Bayer sebelumnya merupakan sebuah perusahaan Kimia bernama IG Farben,
yang ternyata sebuah perusahaan milik NAZI semasa Jerman di bawah rejim
fasis Adolf Hitler.
Masuk akal jika banyak yang curiga bahwa Bayer secara diam-diam telah
mendukung terjadinya aksi-aksi terorisme berskala besar demi untuk
meraup keuntungan ekonomi dan bisnis.
Sehingga seorang pakar terkemuka Dr Howard Horowitz dengan tanpa ragu
memberi label bagi Bayer dan perusahaan-perusahaan farmasi lain sebagai
”White Collar Terrorists.”
Penyebaran AIDS
Orang biasanya kalau dengar AIDS, adalah penyakit kelamin yang
tertular melalui hubungan seksual dengan sesama jenis, atau hubungan
sexual dengan wanita pekerja sex.
Tapi tahukah anda bahwa pada 1960-an, ilmuwan-ilmuwan di bawah
pengawasan CIA, di divisi Operasi Khusus Fort Detrick, mengembangkan
penyakit-penyakit yang menyerang sistem imum tubuh manusia.
Pada 1969, DR Robert MacMahan dari Departemen Pertahanan Amerika
meminta dan menerima dana $10 juta dari Kongres Amerika untuk
mengembangkan agen biologi buatan yang tidak ada imunitas alami yang
dapat menahannya.
Ternyata, inilah agen biologi yang kelak terkenal dengan adanya
epidemi dunia yang disebut AIDS (Aquired Imune Deficiency Syndrome).
Tujuan dari penelitian ini sangat jelas. Melalui penyebaran virus HIV
ini dapat mengurangi penduduk suatu wilayah besar dengan cara membunuh
ratusan juta orang.
Marilah kita renungkan pernyataan mantan Gubernur Bank Dunia Robert
McNamara. Bahwa untuk menekan laju pertambahan penduduk dunia hanya ada
dua cara. Menurunkan tingkat kelahiran dengan sangat cepat atau tingkat
kematian meningkat. Tidak ada cara lain.
Apakah ini yang mendasari Amerika menciptakan berbagai virus dan
wabah penyakit ke seluruh dunia? Menarik untuk dikaji lebih lanjut.

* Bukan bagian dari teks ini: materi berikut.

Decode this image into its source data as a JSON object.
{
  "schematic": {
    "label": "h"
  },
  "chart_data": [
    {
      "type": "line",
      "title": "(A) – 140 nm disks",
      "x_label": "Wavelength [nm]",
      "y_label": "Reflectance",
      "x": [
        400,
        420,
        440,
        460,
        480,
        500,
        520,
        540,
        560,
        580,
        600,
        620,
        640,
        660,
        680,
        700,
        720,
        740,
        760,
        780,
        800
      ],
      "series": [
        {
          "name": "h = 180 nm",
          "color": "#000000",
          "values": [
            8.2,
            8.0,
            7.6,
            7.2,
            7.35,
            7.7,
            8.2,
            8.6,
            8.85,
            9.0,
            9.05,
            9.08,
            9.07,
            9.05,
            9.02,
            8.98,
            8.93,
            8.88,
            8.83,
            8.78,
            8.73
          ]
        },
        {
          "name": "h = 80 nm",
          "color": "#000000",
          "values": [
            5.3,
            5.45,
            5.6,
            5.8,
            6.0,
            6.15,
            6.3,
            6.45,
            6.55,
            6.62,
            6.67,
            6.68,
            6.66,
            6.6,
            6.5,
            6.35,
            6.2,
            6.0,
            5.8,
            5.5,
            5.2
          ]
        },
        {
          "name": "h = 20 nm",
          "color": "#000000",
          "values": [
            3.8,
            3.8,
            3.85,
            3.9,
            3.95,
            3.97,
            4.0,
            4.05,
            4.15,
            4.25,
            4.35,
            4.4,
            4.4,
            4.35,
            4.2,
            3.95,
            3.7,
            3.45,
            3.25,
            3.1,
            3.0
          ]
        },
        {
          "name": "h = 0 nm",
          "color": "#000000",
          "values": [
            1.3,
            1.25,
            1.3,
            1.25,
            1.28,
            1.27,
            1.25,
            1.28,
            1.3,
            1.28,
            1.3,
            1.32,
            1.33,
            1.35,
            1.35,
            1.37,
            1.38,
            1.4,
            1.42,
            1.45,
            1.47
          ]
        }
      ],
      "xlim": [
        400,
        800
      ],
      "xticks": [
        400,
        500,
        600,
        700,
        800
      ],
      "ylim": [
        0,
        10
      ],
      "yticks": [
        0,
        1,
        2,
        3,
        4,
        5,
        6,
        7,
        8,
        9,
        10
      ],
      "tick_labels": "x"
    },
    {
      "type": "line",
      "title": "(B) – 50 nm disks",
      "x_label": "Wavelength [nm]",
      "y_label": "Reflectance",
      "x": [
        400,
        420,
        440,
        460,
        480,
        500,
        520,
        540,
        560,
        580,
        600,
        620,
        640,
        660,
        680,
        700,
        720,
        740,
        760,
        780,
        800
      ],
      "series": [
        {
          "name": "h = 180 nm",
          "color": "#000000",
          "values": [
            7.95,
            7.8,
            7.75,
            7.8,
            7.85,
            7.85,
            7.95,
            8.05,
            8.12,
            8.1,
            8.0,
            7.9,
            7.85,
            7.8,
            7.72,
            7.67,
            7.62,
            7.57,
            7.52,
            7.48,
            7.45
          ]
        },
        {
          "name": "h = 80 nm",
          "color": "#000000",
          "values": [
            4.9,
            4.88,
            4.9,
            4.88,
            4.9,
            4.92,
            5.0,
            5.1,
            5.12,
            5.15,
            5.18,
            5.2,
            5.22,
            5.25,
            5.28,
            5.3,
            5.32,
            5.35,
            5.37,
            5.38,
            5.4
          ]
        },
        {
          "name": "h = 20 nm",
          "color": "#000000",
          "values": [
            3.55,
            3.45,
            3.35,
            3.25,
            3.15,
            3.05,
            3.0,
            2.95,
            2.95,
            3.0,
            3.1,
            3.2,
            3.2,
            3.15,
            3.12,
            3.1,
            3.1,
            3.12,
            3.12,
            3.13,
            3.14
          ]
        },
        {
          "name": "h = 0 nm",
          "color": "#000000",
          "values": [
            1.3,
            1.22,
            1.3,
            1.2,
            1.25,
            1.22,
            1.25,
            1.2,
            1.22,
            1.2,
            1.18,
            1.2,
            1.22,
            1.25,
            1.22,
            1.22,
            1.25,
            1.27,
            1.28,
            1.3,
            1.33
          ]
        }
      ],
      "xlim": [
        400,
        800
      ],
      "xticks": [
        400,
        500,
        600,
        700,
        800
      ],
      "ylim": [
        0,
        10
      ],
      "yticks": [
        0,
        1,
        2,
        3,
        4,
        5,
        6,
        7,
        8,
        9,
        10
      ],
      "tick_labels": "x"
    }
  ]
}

Yang pasti, saat ini di Afrika terdapat 12 Juta anak yatim yang
terkena AIDS. 50 persen wanita juga mengidap AIDS. Lebih dari 25 juta
orang telah terbunuh karena AIDS sejak 1981.
FLU Babi
Bagaimana dengan Flu Babi. Menarik bahwa seorang ilmuwan Islam
kelahiran India, Sayyid Saeed Akhtar Rizvi, telah mengingatkan warga
Amerika mengenai bahaya dari daging babi. Namun media massa Amerika
tidak menganggap penting peringatan Rizvi.
Padahal menurut Rizvi, satu dari enam orang Amerika mempunyai cacing
dalam ototnya karena mengonsumsi daging babi yang terinfeksi Trichina.
Mengapa Media Amerika tidak perduli?
Mudah saja jawabnya. Pemerintah Amerika yang banyak dipengaruhi oleh
kepentingan berbagai perusahaan farmasi seperti Cipro, ingin warganya
sakit, dan kemudian membeli banyak sekali obat dari perusahaan farmasi
monopoli milik Keluarga Bush dan para kroninya dari Partai Republik.